Ángel Blanco, el músico méxico-canadiense de quien hemos tratado en varias ocasiones en esta columna; que se distingue por ser de los principales difusores de la música de Julián Carrillo, con énfasis en la de Sonido 13, intervino en la Casa de los Comunes del Parlamento Canadiense ante el Comité Permanente de Patrimonio Canadiense, bajo una invitación del mismo para disertar y proponer ideas para el desarrollo cultural de la región, enfatizando en su presentación que la cultura no es un elemento decorativo, sino la infraestructura viva de un país.

Blanco habló en el Parlamento desde la visión de los artistas que trabajan fuera de los grandes centros urbanos, donde existe talento, pero las oportunidades siguen siendo desiguales, en su calidad de artista independiente y en representación de la École de musique Alain-Caron, situada en Rivière-du-Loup, donde labora profesionalmente enseñando música; habló también desde la visión de un artista internacional que llva el nombre de Canadá al extranjero y de quien mantiene vivo el vínculo con sus raíces y herencias mexicana y estadounidense.

Sus planteamientos, dados en la Casa de los Comunes y dirigidos al contexto canadiense, son de aplicación general a nuestros pueblos latinoamericanos y en particular al mexicano, dado que subraya la infrarrepresentación de las tradiciones musicales indígenas en las instituciones educativas formales, la necesidad de integrar la innovación tecnológica en la educación musical, recordando que la tecnología no sustituye al arte; lo amplifica.

Su intervención nos hace reflexionar sobre el estado en México de la difusión y enseñanza de las tradiciones musicales autóctonas, mismas que no están integradas en la educación formal y que son también sistemas vivos de conocimiento que siguen evolucionando e influyendo en el presente. La música de los pueblos mesoamericanos estuvo muy desarrollada y se cultivaban formalmente y esas tradiciones no son solo el legado de esas grandes civilizaciones americanas. También nos hace reflexionar sobre las trascendentes contribuciones de músicos mexicanos y potosinos que suelen estar alejadas en los planes educativos nacionales.

La innovación a la que se refiere Ángel Blanco en su intervención, no sólo es tecnológica sino también conceptual, lo ejemplifica con modelos de integración entre tradición e innovación que ya se usan en algunos países han desarrollado políticas culturales que integran activamente las tradiciones locales en la educación, la creación contemporánea y la identidad nacional, demostrando que la tradición y la modernidad no son opuestas, sino profundamente interdependientes, como el caso de Burkina Faso.

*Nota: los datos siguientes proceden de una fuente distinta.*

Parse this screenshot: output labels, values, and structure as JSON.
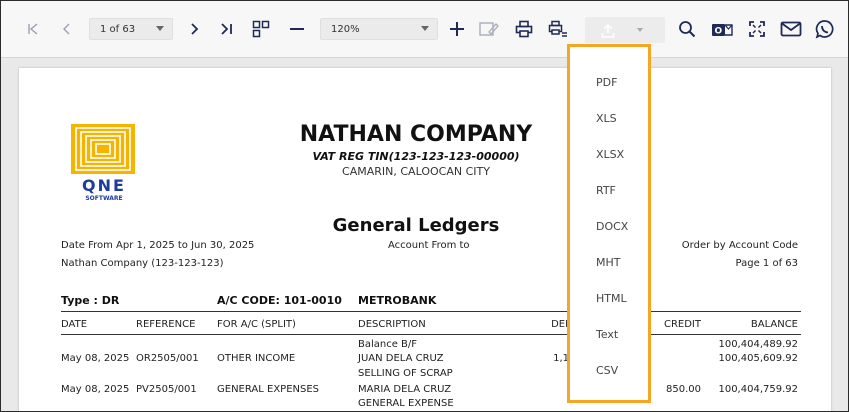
{
  "toolbar": {
    "page_indicator": "1 of 63",
    "zoom": "120%"
  },
  "export_menu": {
    "items": [
      "PDF",
      "XLS",
      "XLSX",
      "RTF",
      "DOCX",
      "MHT",
      "HTML",
      "Text",
      "CSV"
    ]
  },
  "report": {
    "logo_text": "QNE",
    "logo_sub": "SOFTWARE",
    "company": "NATHAN COMPANY",
    "vat": "VAT REG TIN(123-123-123-00000)",
    "address": "CAMARIN, CALOOCAN CITY",
    "title": "General Ledgers",
    "date_range": "Date From Apr 1, 2025 to Jun 30, 2025",
    "account_from": "Account From  to",
    "order_by": "Order by Account Code",
    "company_line": "Nathan Company (123-123-123)",
    "page_info": "Page 1 of 63",
    "type": "Type : DR",
    "ac_code": "A/C CODE: 101-0010",
    "ac_name": "METROBANK",
    "columns": {
      "date": "DATE",
      "reference": "REFERENCE",
      "for_ac": "FOR A/C (SPLIT)",
      "description": "DESCRIPTION",
      "debit": "DEBIT",
      "credit": "CREDIT",
      "balance": "BALANCE"
    },
    "rows": [
      {
        "date": "",
        "reference": "",
        "for_ac": "",
        "description": "Balance B/F",
        "debit": "",
        "credit": "",
        "balance": "100,404,489.92"
      },
      {
        "date": "May 08, 2025",
        "reference": "OR2505/001",
        "for_ac": "OTHER INCOME",
        "description": "JUAN DELA CRUZ",
        "debit": "1,1",
        "credit": "",
        "balance": "100,405,609.92"
      },
      {
        "date": "",
        "reference": "",
        "for_ac": "",
        "description": "SELLING OF SCRAP",
        "debit": "",
        "credit": "",
        "balance": ""
      },
      {
        "date": "May 08, 2025",
        "reference": "PV2505/001",
        "for_ac": "GENERAL EXPENSES",
        "description": "MARIA DELA CRUZ",
        "debit": "",
        "credit": "850.00",
        "balance": "100,404,759.92"
      },
      {
        "date": "",
        "reference": "",
        "for_ac": "",
        "description": "GENERAL EXPENSE",
        "debit": "",
        "credit": "",
        "balance": ""
      }
    ]
  }
}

En su intervención subraya que la música puede ser accesible, inclusiva y un motor de creatividad desde una edad temprana, incluso para las personas con discapacidad

. Ejemplifica con herramientas tecnológicas usadas en el Reino Unido que tienen su fuerte relación con la aportación del músico mexicano Raúl Pavón Sarrelangue que creara en 1960 el Ominifón, uno de los primeros sistemas de sintetizador didáctico, que anticipó la idea de la tecnología musical como herramienta educativa y creativa.

Resaltó la importancia de la música microtonal para ampliar los planes de estudios, diversificar las herramientas pedagógicas y profundizar en la comprensión del sonido, para lo cual puso en la palestra las contribuciones de los músicos mexicanos Augusto Novaro con su Sistema Natural de Música, y de quien tratamos en su oportunidad en esta columna, así como del potosino Julián Carrillo y su Teoría del Sonido 13 como campo coherente de experimentación sonora de donde surge una corriente que va más allá de la experimentación para convertirse en una auténtica línea de pensamiento musical.

Esta obra no debe considerarse una simple curiosidad aislada, sino una contribución significativa al lenguaje musical contemporáneo, con claras implicaciones para la educación, la investigación y la creación artística”.

Su intervención la remata recordando que el que el progreso colectivo no se mide únicamente bajo variables económicas. “Una sociedad fuerte no se sustenta únicamente en la economía sino también en la ciencia, el arte, el deporte y la filosofía: pilares esenciales de la formación humana. La próxima generación de artistas no solo necesita espacios; necesita un sistema conectado

Felicitamos a Ángel Blanco por tan distinguida invitación en el Parlamento Canadiense y en la oportunidad para resaltar uno de los puntos esenciales para el desarrollo cultural y su integración en la educación, en particular lo relacionado con el caso mexicano.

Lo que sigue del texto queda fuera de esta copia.